Credit Suisse's AT1 bonds are currently trading at around 6% of par value, rather than the zero the Swiss authorities declared them to be worth. That implies bondholders think they may eventually get some money back.
Still, litigation is a long road. Creditors of Dutch bank SNS successfully sued over the government's expropriation of bonds worth 700 million euros in 2013, but had to wait eight years to get their principal back with interest. A similar outcome here would imply the bonds would be worth around 60% of par value, assuming 8% accrued interest and applying a discount rate of 15%. In other words, investors are attaching a one-in-10 probability to that outcome.
But even if bondholders were to win in court, they might not get a full payout. After all, if Switzerland had applied its resolution framework, the most AT1 bondholders could have hoped to receive was the 3 billion Swiss francs UBS set aside for shareholders. That's less than 20% of the bonds' par value.
Still, there are reasons for the Swiss government to seek a truce. If it gets a reputation for violating bondholder rights its remaining banks, especially UBS, will have to pay a higher price for their debt.
Bondholders have other reasons to fight, too. If Switzerland can change the rules overnight, any other country could too. That would hurt investors' portfolios of similar securities. The more noise they make now, the more they will discourage other countries from following Switzerland's example.
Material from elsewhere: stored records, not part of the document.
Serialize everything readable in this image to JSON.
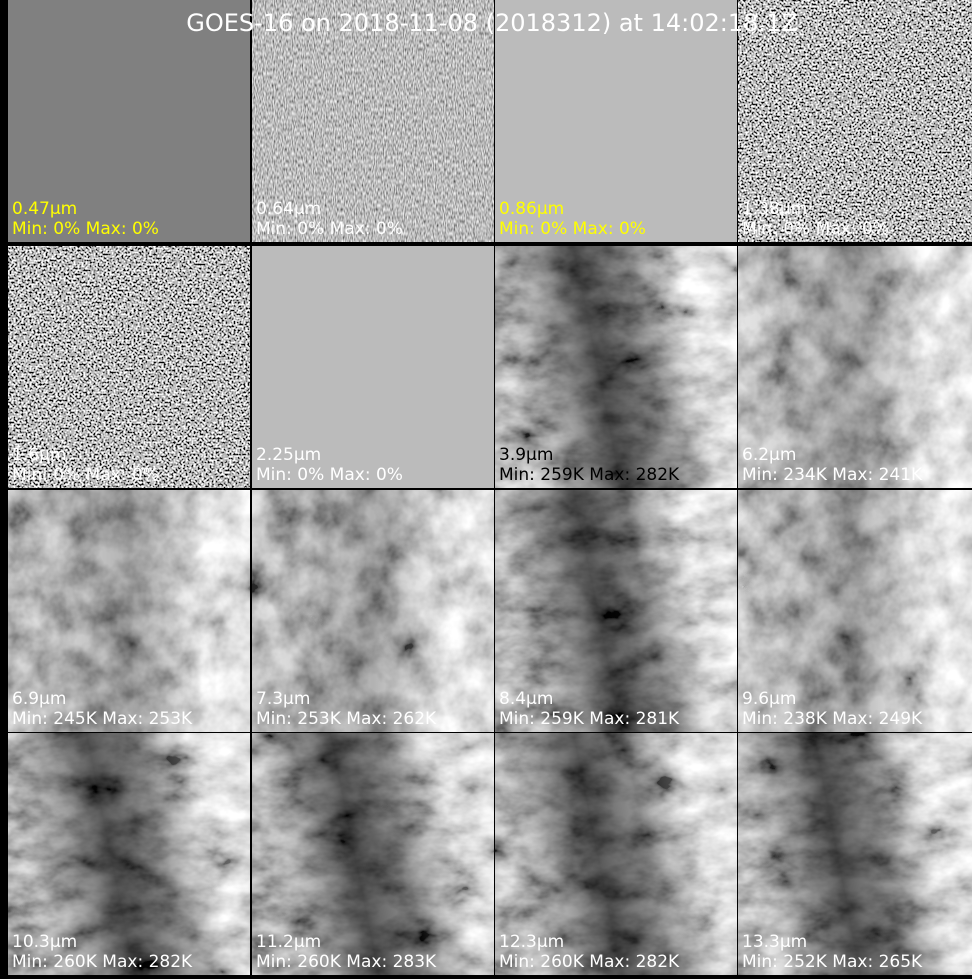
{
  "title": "GOES-16 on 2018-11-08 (2018312) at 14:02:18.1Z",
  "panels": [
    {
      "band": "0.47μm",
      "stats": "Min: 0% Max: 0%",
      "label_color": "#ffff00"
    },
    {
      "band": "0.64μm",
      "stats": "Min: 0% Max: 0%",
      "label_color": "#ffffff"
    },
    {
      "band": "0.86μm",
      "stats": "Min: 0% Max: 0%",
      "label_color": "#ffff00"
    },
    {
      "band": "1.38μm",
      "stats": "Min: 0% Max: 0%",
      "label_color": "#ffffff"
    },
    {
      "band": "1.6μm",
      "stats": "Min: 0% Max: 0%",
      "label_color": "#ffffff"
    },
    {
      "band": "2.25μm",
      "stats": "Min: 0% Max: 0%",
      "label_color": "#ffffff"
    },
    {
      "band": "3.9μm",
      "stats": "Min: 259K Max: 282K",
      "label_color": "#000000"
    },
    {
      "band": "6.2μm",
      "stats": "Min: 234K Max: 241K",
      "label_color": "#ffffff"
    },
    {
      "band": "6.9μm",
      "stats": "Min: 245K Max: 253K",
      "label_color": "#ffffff"
    },
    {
      "band": "7.3μm",
      "stats": "Min: 253K Max: 262K",
      "label_color": "#ffffff"
    },
    {
      "band": "8.4μm",
      "stats": "Min: 259K Max: 281K",
      "label_color": "#ffffff"
    },
    {
      "band": "9.6μm",
      "stats": "Min: 238K Max: 249K",
      "label_color": "#ffffff"
    },
    {
      "band": "10.3μm",
      "stats": "Min: 260K Max: 282K",
      "label_color": "#ffffff"
    },
    {
      "band": "11.2μm",
      "stats": "Min: 260K Max: 283K",
      "label_color": "#ffffff"
    },
    {
      "band": "12.3μm",
      "stats": "Min: 260K Max: 282K",
      "label_color": "#ffffff"
    },
    {
      "band": "13.3μm",
      "stats": "Min: 252K Max: 265K",
      "label_color": "#ffffff"
    }
  ]
}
Swiss financial market regulator FINMA on March 23 defended its decision to impose steep losses on some of Credit Suisse's bondholders, saying the decision was legally watertight.
The Swiss regulator on March 19 wrote down 16 billion Swiss francs ($17.49 billion) of the lender's Additional Tier 1 debt to zero, even though shareholders received some compensation as part of a 3 billion Swiss franc rescue of Credit Suisse by rival UBS. Some Credit Suisse AT1 bondholders are seeking legal advice.
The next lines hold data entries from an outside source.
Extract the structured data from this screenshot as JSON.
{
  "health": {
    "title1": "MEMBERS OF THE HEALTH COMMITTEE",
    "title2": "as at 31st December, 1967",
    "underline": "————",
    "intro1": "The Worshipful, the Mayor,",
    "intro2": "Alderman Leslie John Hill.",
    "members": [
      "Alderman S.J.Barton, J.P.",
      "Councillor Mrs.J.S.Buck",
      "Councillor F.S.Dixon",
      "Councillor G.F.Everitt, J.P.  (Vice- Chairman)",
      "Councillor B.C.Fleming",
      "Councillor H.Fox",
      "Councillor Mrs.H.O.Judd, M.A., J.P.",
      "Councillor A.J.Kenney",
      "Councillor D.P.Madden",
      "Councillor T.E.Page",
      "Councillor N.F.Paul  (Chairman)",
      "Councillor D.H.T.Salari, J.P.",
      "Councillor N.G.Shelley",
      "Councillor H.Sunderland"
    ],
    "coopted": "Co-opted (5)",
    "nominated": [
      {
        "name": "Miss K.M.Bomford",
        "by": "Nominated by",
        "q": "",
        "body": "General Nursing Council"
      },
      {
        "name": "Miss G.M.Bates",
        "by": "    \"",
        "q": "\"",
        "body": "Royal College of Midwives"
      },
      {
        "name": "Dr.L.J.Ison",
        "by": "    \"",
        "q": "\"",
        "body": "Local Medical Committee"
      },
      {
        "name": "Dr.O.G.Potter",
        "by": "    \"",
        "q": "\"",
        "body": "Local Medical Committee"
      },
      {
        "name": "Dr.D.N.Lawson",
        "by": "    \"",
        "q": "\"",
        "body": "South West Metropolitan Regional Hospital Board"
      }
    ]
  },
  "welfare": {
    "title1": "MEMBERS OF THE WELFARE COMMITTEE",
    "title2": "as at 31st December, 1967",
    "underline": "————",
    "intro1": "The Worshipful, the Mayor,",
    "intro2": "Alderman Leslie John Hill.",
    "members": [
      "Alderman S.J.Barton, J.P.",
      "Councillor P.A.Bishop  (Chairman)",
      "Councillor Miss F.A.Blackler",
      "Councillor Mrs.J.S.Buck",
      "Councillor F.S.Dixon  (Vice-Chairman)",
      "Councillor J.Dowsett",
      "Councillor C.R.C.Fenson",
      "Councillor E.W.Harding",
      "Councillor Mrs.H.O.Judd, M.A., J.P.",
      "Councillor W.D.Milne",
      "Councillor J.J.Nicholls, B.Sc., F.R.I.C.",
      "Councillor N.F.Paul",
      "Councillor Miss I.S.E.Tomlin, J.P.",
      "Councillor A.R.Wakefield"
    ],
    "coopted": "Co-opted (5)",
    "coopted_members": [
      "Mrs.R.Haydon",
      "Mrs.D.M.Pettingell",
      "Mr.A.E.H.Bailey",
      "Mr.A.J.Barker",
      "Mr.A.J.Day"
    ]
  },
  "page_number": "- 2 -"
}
FINMA said the AT1 bonds contained contractual clauses which allowed them to be written down if Credit Suisse received extraordinary government support.
It also added that an emergency law, passed by Switzerland's Federal Council on March 19, authorised FINMA to order a borrower to write down AT1 capital.
FINMA Director Urban Angehrn said that "a solution was found on Sunday to protect clients, the financial centre and the markets".
European regulators on March 20 stepped in to say they would continue to impose losses on shareholders before bondholders - unlike the treatment of bondholders at Credit Suisse.